Ten years on, I can make a high grade pipe (whatever that is).
So.
One normative definition offered to me years back was this: No one knows exactly what a high grade pipe is or isn't, but if you are making 400 dollar pipes and there's a line up, you are making high grade pipes.
I think what this actually means is that as you go up the price chain, you find fewer buyers, and presumably more knowledgeable ones. A guy buying his first 85 dollar rusticated Peterson is not going to hold the pipe to the same standards that someone looking to maybe drop 600 bucks on a pipe is going to hold that pipe to.
What we start to see is perfection of finish, perfection of line and proportion. And in a sense, by the time a carver is capable of this stuff, he/she is actually mostly performing it and is pretty well known in whatever circles.
I'll post a few pics of my own pipes and point out a few flaws and perfections.
Here's a real decent billiard. Nice briar, the bowl is shaped well, slight taper in the shank yadda yadda. The stem is ... okay but not super super perfect, a little wobble in the shaping here and there. So that's not an uber grade pipe even if it's a pretty good solid handmade.

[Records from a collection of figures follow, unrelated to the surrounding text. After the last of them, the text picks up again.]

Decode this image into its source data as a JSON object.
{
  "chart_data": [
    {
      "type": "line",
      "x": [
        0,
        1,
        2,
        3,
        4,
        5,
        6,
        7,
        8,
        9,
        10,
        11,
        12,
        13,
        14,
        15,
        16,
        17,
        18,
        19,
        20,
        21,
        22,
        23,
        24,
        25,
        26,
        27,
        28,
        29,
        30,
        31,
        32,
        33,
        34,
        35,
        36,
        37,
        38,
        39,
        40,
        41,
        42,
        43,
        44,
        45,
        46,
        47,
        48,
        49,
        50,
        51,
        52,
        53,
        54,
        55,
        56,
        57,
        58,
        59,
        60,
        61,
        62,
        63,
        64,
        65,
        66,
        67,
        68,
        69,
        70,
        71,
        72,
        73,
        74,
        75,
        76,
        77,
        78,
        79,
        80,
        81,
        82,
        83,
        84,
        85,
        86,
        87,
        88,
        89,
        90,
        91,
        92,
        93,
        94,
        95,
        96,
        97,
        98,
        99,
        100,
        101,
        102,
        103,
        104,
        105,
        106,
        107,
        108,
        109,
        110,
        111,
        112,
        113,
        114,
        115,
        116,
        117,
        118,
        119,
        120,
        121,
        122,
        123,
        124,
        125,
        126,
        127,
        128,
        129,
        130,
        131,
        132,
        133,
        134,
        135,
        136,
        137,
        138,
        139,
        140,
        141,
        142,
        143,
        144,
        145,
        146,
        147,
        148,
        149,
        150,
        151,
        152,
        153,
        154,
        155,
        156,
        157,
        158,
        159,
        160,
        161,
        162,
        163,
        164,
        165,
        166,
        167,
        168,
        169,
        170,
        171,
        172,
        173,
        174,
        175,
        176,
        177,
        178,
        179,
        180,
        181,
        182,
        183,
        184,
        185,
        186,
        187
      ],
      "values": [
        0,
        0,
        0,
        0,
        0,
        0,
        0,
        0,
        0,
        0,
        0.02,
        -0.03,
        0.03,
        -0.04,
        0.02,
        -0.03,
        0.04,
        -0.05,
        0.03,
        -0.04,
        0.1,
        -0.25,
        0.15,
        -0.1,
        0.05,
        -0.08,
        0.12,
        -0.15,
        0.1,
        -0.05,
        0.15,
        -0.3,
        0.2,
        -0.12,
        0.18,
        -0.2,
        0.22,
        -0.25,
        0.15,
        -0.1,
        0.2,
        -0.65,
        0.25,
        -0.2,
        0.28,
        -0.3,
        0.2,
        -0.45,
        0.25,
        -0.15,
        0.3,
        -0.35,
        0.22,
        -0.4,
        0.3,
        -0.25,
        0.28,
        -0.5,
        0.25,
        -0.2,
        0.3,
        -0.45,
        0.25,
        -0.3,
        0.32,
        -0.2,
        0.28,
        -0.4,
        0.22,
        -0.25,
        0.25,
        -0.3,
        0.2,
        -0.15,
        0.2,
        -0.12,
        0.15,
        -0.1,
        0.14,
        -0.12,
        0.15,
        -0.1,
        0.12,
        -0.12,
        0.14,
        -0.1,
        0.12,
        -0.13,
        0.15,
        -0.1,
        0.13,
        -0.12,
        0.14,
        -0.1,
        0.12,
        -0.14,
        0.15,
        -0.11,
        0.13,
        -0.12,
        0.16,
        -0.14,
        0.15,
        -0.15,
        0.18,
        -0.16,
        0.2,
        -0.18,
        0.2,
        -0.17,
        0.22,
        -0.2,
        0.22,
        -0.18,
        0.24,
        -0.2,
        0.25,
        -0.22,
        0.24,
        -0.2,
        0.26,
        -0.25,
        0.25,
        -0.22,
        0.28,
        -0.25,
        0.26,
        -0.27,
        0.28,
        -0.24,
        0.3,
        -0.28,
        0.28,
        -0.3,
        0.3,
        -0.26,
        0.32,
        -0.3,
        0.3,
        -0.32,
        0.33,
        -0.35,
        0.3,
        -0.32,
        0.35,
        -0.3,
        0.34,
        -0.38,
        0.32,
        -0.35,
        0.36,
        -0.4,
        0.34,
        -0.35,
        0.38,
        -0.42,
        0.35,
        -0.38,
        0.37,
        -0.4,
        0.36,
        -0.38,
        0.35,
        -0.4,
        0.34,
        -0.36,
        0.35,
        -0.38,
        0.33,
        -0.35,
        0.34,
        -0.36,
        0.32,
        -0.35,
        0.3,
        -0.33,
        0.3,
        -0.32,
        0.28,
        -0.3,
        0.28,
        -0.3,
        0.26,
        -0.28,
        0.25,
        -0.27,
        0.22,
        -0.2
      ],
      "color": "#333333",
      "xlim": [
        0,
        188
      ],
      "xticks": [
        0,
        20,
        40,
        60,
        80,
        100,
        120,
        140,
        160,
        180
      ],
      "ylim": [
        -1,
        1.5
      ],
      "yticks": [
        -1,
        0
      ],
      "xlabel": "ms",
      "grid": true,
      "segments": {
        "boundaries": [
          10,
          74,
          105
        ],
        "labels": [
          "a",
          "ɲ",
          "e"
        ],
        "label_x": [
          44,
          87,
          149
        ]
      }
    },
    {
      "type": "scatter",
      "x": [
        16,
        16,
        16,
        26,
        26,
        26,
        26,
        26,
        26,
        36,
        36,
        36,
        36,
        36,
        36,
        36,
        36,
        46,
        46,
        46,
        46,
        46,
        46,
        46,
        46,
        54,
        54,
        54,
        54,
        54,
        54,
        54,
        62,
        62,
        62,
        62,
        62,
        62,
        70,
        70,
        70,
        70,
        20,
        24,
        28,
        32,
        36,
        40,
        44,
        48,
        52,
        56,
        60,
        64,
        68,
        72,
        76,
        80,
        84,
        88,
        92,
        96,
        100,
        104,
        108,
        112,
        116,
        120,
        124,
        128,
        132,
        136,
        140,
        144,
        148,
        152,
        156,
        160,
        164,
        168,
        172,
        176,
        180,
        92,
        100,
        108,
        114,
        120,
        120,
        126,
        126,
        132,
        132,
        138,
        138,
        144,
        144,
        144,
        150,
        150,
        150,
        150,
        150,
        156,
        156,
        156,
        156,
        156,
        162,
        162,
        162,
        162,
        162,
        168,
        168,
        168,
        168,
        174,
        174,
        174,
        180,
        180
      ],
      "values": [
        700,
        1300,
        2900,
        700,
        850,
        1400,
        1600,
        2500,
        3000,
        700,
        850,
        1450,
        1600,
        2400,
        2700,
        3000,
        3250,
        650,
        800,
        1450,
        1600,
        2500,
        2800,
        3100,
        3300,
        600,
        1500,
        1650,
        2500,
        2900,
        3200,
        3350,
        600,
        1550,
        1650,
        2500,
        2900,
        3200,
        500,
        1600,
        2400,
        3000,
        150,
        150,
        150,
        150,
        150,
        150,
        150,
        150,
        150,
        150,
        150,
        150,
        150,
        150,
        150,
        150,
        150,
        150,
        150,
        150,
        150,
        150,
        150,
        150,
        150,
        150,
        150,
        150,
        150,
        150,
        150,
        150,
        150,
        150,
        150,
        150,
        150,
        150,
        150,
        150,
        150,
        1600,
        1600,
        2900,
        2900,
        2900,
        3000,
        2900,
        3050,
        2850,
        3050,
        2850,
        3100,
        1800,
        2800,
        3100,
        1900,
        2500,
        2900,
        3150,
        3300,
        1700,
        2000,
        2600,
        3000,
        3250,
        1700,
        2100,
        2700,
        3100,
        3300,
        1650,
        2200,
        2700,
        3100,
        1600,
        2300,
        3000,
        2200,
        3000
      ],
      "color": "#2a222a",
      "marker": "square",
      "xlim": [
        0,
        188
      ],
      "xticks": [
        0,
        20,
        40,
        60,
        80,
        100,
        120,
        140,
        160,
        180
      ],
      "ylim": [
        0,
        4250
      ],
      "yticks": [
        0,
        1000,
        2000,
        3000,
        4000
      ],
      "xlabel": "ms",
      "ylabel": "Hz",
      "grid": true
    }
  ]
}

But no "newbie" maker could make that pipe, period.
Here's a pipe with no wobble in the shaping, and perfect grain to boot.
It's "better". Might be a high grade billiard even.
Take a pipe like this, a much more difficult shape, tough curves, tough drilling, it all has to work... and add perfect wood into it... yeah here's a high grade pipe.
A whole bunch of tiny perfections, every angle, every line, every everything - therefore a highgrade pipe of some sort, whether it's a billiard or a blowfish - the same standards apply.
FWIW I think there's a lot of mediocre pipes being passed off as high grades, and at the same time, I think the bar has been raised - where 10 years ago a "great" sandblast was an Ashton, now I don't think they even move the needle, because a bunch of guys are doing better in their own shops. Layton, Alden, King... buncha dudes.
So, is a Dunhill a high grade pipe? Yeah. They kind of defined that market. They have prestige and swagger, even if EACH and EVERY pipe isn't maybe quite as good as it should be, there are still any number of examples that are excellent. Castello same thing in their own weird Italian way. I think lots of Castellos probably don't count as great examples of high grade pipe making, but the best ones surely do. And I think the same of my own work.